Spironolactone is indicated in the management of oedema and ascites in cirrhosis of the liver, malignant ascites, nephrotic syndrome, congestive heart failure and primary hyperaldosteronism.
Dosage & Administration
Primary hyperaldosteronism: Spironolactone may be employed as an initial diagnostic measure to provide presumptive evidence of primary hyperaldosteronism while patients are on normal diets.
Long test: Spironolactone is administered at a daily dosage of 400 mg for three to four weeks. Correction of hypokalemia and of hypertension provides presumptive evidence for the diagnosis of primary hyperaldosteronism.
Short test: Spironolactone is administered at a daily dosage of 400 mg for four days. If serum potassium increases during Spironolactone administration but drops when Spironolactone is discontinued, a presumptive diagnosis of primary hyperaldosteronism should be considered.
Edema in adults (congestive heart failure, hepatic cirrhosis, or nephrotic syndrome): An initial daily dosage of 100 mg of Spironolactone administered in either single or divided doses is recommended, but may range from 25 to 200 mg daily. When given as the sole agent for diuresis, Spironolactone should be continued for at least five days at the initial dosage level, after which it may be adjusted to the optimal therapeutic or maintenance level administered in either single or divided daily doses. If, after five days, an adequate diuretic response to Spironolactone has not occurred, a second diuretic which acts more proximally in the renal tubule may be added to the regimen. Because of the additive effect of Spironolactone when administered concurrently with such diuretics, an enhanced diuresis usually begins on the first day of combined treatment; combined therapy is indicated when more rapid diuresis is desired. The dosage of Spironolactone should remain unchanged when other diuretic therapy is added.
Essential hypertension: For adults, an initial daily dosage of 50 to 100 mg of Spironolactone administered in either single or divided doses is recommended. Spironolactone may also be given with diuretics which act more proximally in the renal tubule or with other antihypertensive agents. Treatment with Spironolactone should be continued for at least two weeks, since the maximum response may not occur before this time.
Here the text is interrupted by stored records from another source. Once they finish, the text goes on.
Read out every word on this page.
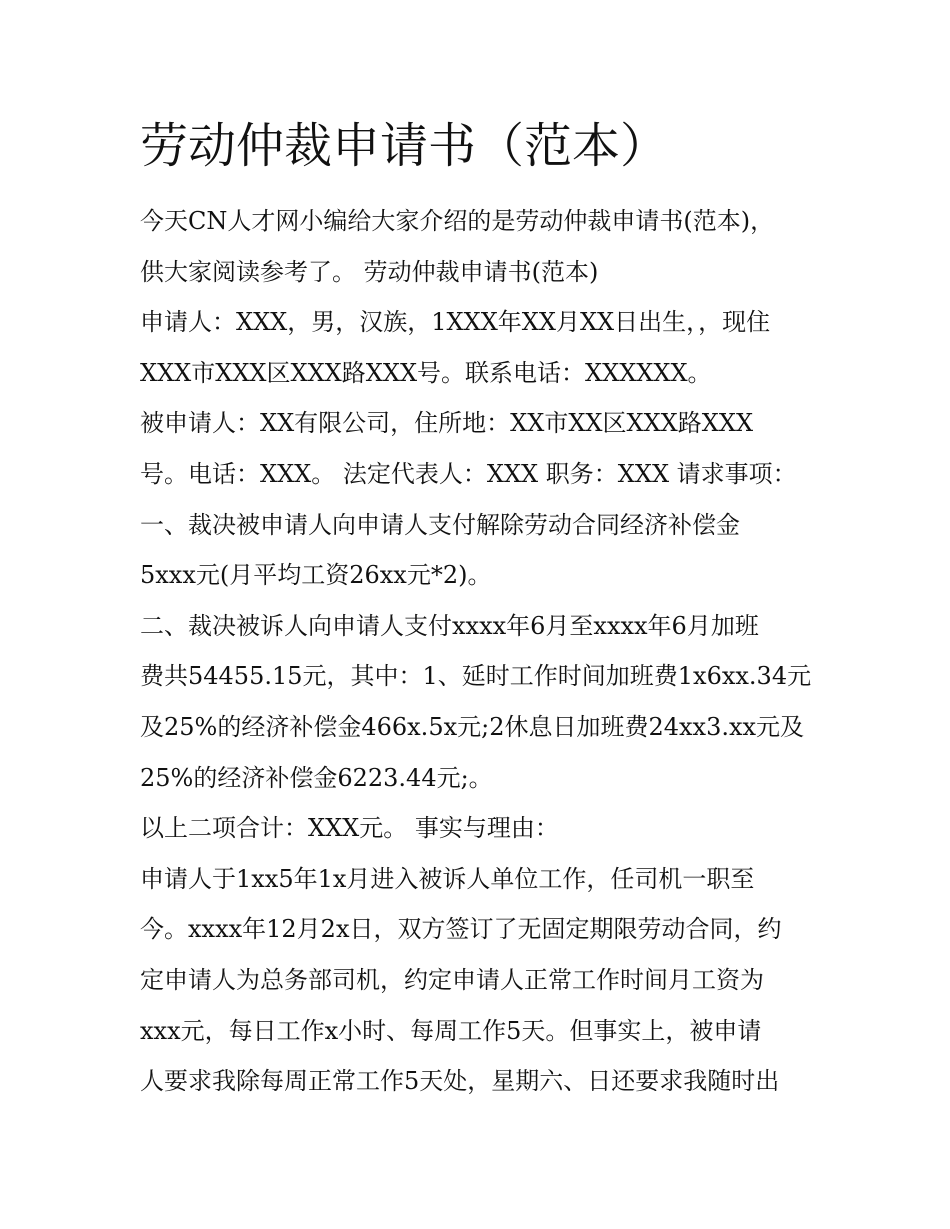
劳动仲裁申请书（范本）
今天CN人才网小编给大家介绍的是劳动仲裁申请书(范本)，
供大家阅读参考了。 劳动仲裁申请书(范本)
申请人：XXX，男，汉族，1XXX年XX月XX日出生，，现住
XXX市XXX区XXX路XXX号。联系电话：XXXXXX。
被申请人：XX有限公司，住所地：XX市XX区XXX路XXX
号。电话：XXX。 法定代表人：XXX 职务：XXX 请求事项：
一、裁决被申请人向申请人支付解除劳动合同经济补偿金
5xxx元(月平均工资26xx元*2)。
二、裁决被诉人向申请人支付xxxx年6月至xxxx年6月加班
费共54455.15元，其中：1、延时工作时间加班费1x6xx.34元
及25%的经济补偿金466x.5x元;2休息日加班费24xx3.xx元及
25%的经济补偿金6223.44元;。
以上二项合计：XXX元。 事实与理由：
申请人于1xx5年1x月进入被诉人单位工作，任司机一职至
今。xxxx年12月2x日，双方签订了无固定期限劳动合同，约
定申请人为总务部司机，约定申请人正常工作时间月工资为
xxx元，每日工作x小时、每周工作5天。但事实上，被申请
人要求我除每周正常工作5天处，星期六、日还要求我随时出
Subsequently, dosage should be adjusted according to the response of the patient.
Hypokalemia: Spironolactone in a dosage ranging from 25 mg to 100 mg daily is useful in treating a diuretic-induced hypokalemia, when oral potassium supplements or other potassium-sparing regimens are considered inappropriate.
All patients receiving diuretic therapy should be observed for evidence of fluid or electrolyte imbalance, e.g., hypomagnesemia, hyponatremia, hypochloremic alkalosis, and hyperkalemia. Serum and urine electrolyte determinations are particularly important when the patient is vomiting excessively or receiving parenteral fluids. Warning signs or symptoms of fluid and electrolyte imbalance, irrespective of cause, include dryness of the mouth, thirst, weakness, lethargy, drowsiness, restlessness, muscle pains or cramps, muscular fatigue, hypotension, oliguria, tachycardia, and gastrointestinal disturbances such as nausea and vomiting. Hyperkalemia may occur in patients with impaired renal function or excessive potassium intake and can cause cardiac irregularities, which may be fatal. Consequently, no potassium supplement should ordinarily be given with Spironolactone. Use in Pregnancy and Lactation: The effects of Spironolactone during pregnancy have not been adequately studied. Spironolactone appears in breast milk and could affect a nursing infant.